The sprawling Ijora Badia slum on the outskirts of Nigeria’s bustling commercial hub Lagos has been a challenge to the authorities for years.

Two years back, with the aim of transforming the megacity and encouraging development of prime real estate, the Lagos State government had attempted to demolish and evict Ijora Badia. But peaceful protests by slum-dwellers and calls for a more sustainable approach, led by the Nigeria Slum and Informal Settlement Federation, an organization that advocates for the urban poor in 144 communities across Nigeria, led the authorities to cancel their demolition drive.

The federation raises funds to carry out development projects in the slums, where an estimated 65 percent of the 23 million population of Lagos lives. The Federation is currently building biofil toilets in several informal settlements. The biofil toilets rely on microorganisms to decompose the waste that was previously flushed into the coastal city’s waterways.

Gani Taiwo, a 41-year-old artist and social activist, and volunteer with the Federation is determined to use his talents to improve the settlement’s profile and raise the spirits of its residents. He paints colorful murals on the walls of the new biofil toilets.

“Everywhere is beautiful in as much as you can add a concept to it, not destroying it. So I feel like, okay the biofil toilet is a public toilet, let us make it something good, something cool so that people can even come around. The children around on the street, snap their photographs whenever they are having a birthday party or the kind of ceremonies around, so they can easily use the walls for all this kind of snapping, background all those things. I decided to say okay, let me use a different dimension,” Taiwo said.

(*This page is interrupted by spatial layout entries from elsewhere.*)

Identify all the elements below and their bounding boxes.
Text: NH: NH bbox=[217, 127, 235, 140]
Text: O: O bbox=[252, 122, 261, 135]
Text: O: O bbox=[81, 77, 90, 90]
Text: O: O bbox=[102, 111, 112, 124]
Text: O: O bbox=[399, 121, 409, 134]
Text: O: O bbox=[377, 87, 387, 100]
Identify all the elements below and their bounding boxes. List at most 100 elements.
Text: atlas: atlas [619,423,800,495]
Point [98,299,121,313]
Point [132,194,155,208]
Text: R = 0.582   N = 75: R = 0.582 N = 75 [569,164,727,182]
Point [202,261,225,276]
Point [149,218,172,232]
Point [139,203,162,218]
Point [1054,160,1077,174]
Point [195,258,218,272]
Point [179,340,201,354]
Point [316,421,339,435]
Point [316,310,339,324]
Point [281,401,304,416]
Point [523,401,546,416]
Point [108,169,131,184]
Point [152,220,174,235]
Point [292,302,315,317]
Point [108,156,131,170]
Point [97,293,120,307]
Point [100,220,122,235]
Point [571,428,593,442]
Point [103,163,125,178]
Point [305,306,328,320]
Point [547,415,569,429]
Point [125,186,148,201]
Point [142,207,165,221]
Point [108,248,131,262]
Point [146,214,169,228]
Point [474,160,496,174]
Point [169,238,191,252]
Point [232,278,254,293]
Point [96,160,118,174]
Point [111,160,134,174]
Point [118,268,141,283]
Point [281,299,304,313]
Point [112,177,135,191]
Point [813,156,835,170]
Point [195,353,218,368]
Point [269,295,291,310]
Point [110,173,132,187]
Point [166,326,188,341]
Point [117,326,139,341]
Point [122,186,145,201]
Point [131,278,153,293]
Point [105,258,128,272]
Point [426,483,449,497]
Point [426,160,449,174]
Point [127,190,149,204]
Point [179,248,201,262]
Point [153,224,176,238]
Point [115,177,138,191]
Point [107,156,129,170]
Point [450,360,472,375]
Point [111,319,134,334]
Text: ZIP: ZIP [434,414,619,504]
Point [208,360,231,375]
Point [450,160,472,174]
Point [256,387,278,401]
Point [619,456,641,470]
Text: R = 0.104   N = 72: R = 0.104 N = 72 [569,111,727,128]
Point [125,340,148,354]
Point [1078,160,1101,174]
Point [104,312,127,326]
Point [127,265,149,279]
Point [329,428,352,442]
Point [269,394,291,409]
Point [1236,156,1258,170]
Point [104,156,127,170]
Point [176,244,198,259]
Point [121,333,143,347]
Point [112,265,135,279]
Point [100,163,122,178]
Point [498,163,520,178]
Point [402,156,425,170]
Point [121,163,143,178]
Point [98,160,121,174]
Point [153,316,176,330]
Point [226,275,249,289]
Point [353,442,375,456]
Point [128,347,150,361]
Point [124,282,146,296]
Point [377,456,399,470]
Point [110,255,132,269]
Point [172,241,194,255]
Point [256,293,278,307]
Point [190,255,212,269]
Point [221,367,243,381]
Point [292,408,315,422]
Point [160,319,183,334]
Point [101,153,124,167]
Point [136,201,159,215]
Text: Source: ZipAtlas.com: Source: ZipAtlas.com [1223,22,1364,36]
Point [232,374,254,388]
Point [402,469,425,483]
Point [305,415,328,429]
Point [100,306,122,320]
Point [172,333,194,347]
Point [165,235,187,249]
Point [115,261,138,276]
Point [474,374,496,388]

Instead of sending us away you can come around, see what the problem is, and try to upgrade. You upgrade the slum, you don’t send the slum people away; you bring about development, the social amenities that are supposed to be there, water, good roads,” said Mr. Taiwo

A Gates Foundation report projected that by 2050 more than 40 percent of world’s extremely poor people will live in just two countries: Democratic Republic of the Congo and Nigeria.